I stop to look back at our rising garage door. Apparently, my husband has created some outdoor chores which will allow him to keep an eye on me. As I return my gaze to the direction of my walk, I notice a smattering of leaves stuck in the bases of bushes and fences. I congratulate them for a job well done. I also remind them that their work on this earth is not complete. They will swirl and settle and swirl again until the first heavy snow forces them into a final resting place. Though they will eventually lose their leaf-like appearance to decay, they will enrich the soil. That soil will nourish the trees which produce another season’s leaves. Some of these will enrich my morning walks and repeat their brave predecessors’ purposeful ritual.

These leafy encounters on my first post-op trip around the cul-de-sac provide me with a renewed understanding of today’s celebration. This is the last Sunday of the Liturgical Year and The Feast of Christ the King. We have spent an entire year listening to Jesus as he taught us God’s ways. Jesus preached love and forgiveness, joy in the face of poverty, and peace in the face of suffering. Jesus tried very hard to convince us that God –our Abba– loves us just as we are with all of our human frailties intact. Through his lifetime of good example, Jesus assured us again and again that God expects only what we are able to do, nothing more and nothing less. Jesus spent his time with the seemingly unworthy, shunning the presumptuous ones who would use his acquaintance to increase their own stature. Jesus loved the poor in spirit and the materially poor and always made time for them. In the end, Jesus hung on a tree with all of his might, determined not to let go until he had to let go.

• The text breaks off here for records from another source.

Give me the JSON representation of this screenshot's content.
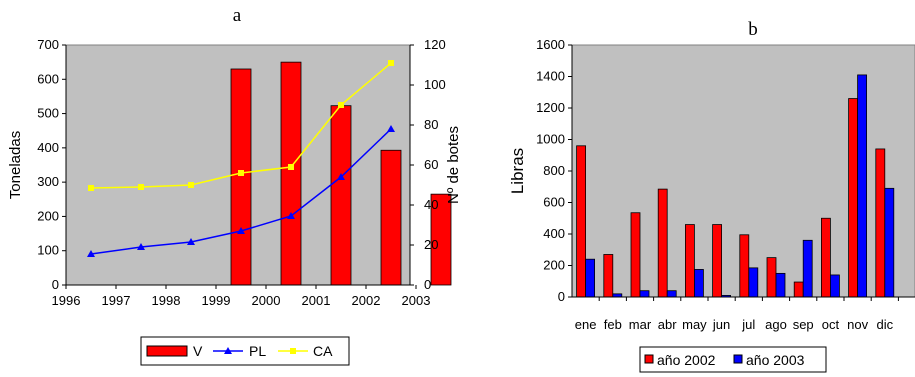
{
  "chart_data": [
    {
      "type": "bar+line",
      "title": "a",
      "ylabel": "Toneladas",
      "y2label": "Nº de botes",
      "ylim": [
        0,
        700
      ],
      "y2lim": [
        0,
        120
      ],
      "yticks": [
        "0",
        "100",
        "200",
        "300",
        "400",
        "500",
        "600",
        "700"
      ],
      "y2ticks": [
        "0",
        "20",
        "40",
        "60",
        "80",
        "100",
        "120"
      ],
      "xticks": [
        "1996",
        "1997",
        "1998",
        "1999",
        "2000",
        "2001",
        "2002",
        "2003"
      ],
      "bar_series": {
        "name": "V",
        "color": "#ff0000",
        "points": [
          {
            "x": 1999.5,
            "y": 630
          },
          {
            "x": 2000.5,
            "y": 650
          },
          {
            "x": 2001.5,
            "y": 523
          },
          {
            "x": 2002.5,
            "y": 393
          },
          {
            "x": 2003.5,
            "y": 265
          }
        ]
      },
      "line_series": [
        {
          "name": "PL",
          "color": "#0000ff",
          "marker": "triangle",
          "points": [
            {
              "x": 1996.5,
              "y": 15.5
            },
            {
              "x": 1997.5,
              "y": 19
            },
            {
              "x": 1998.5,
              "y": 21.5
            },
            {
              "x": 1999.5,
              "y": 27
            },
            {
              "x": 2000.5,
              "y": 34.5
            },
            {
              "x": 2001.5,
              "y": 54
            },
            {
              "x": 2002.5,
              "y": 78
            }
          ]
        },
        {
          "name": "CA",
          "color": "#ffff00",
          "marker": "square",
          "points": [
            {
              "x": 1996.5,
              "y": 48.5
            },
            {
              "x": 1997.5,
              "y": 49
            },
            {
              "x": 1998.5,
              "y": 50
            },
            {
              "x": 1999.5,
              "y": 56
            },
            {
              "x": 2000.5,
              "y": 59
            },
            {
              "x": 2001.5,
              "y": 90
            },
            {
              "x": 2002.5,
              "y": 111
            }
          ]
        }
      ],
      "legend": {
        "position": "bottom",
        "items": [
          "V",
          "PL",
          "CA"
        ]
      },
      "plot_bg": "#c0c0c0"
    },
    {
      "type": "bar",
      "title": "b",
      "ylabel": "Libras",
      "ylim": [
        0,
        1600
      ],
      "yticks": [
        "0",
        "200",
        "400",
        "600",
        "800",
        "1000",
        "1200",
        "1400",
        "1600"
      ],
      "categories": [
        "ene",
        "feb",
        "mar",
        "abr",
        "may",
        "jun",
        "jul",
        "ago",
        "sep",
        "oct",
        "nov",
        "dic"
      ],
      "series": [
        {
          "name": "año 2002",
          "color": "#ff0000",
          "values": [
            960,
            270,
            535,
            685,
            460,
            460,
            395,
            250,
            95,
            500,
            1260,
            940
          ]
        },
        {
          "name": "año 2003",
          "color": "#0000ff",
          "values": [
            240,
            20,
            40,
            40,
            175,
            10,
            185,
            150,
            360,
            140,
            1410,
            690
          ]
        }
      ],
      "legend": {
        "position": "bottom",
        "items": [
          "año 2002",
          "año 2003"
        ]
      },
      "plot_bg": "#c0c0c0"
    }
  ]
}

On this Feast of Christ the King, I imagine Jesus pondering the brave leaves who held onto their trees as he once did. I imagine Jesus smiling because he knows that just as their work to enrich the soil continues season after season and year after year, so his work continues in and through the lives of God’s children. Yes, Jesus continues his work in you and me.

When I celebrate Thanksgiving Day this week, I must give thanks for today’s trek where I encountered the lessons to be found in the lives of those precious leaves and in the life of my precious Lord. I must give thanks for my family, for the blessing they are and for the opportunities they give me to share God’s love with each one of them. I must give thanks for our parish and for all of the good people whom I encounter along my way. I must give thanks for the persistent leaves who cling to trees and then fall, giving life for seasons to come. I must also give thanks for the Christ, our loving King and Lord. For it is Jesus who clung to a tree as well to give life to you and to me and to all of God’s children until the end of time. Most of all, I must give thanks for the life Jesus lived before letting go of that tree, for it is this life which teaches me how to live and how to love.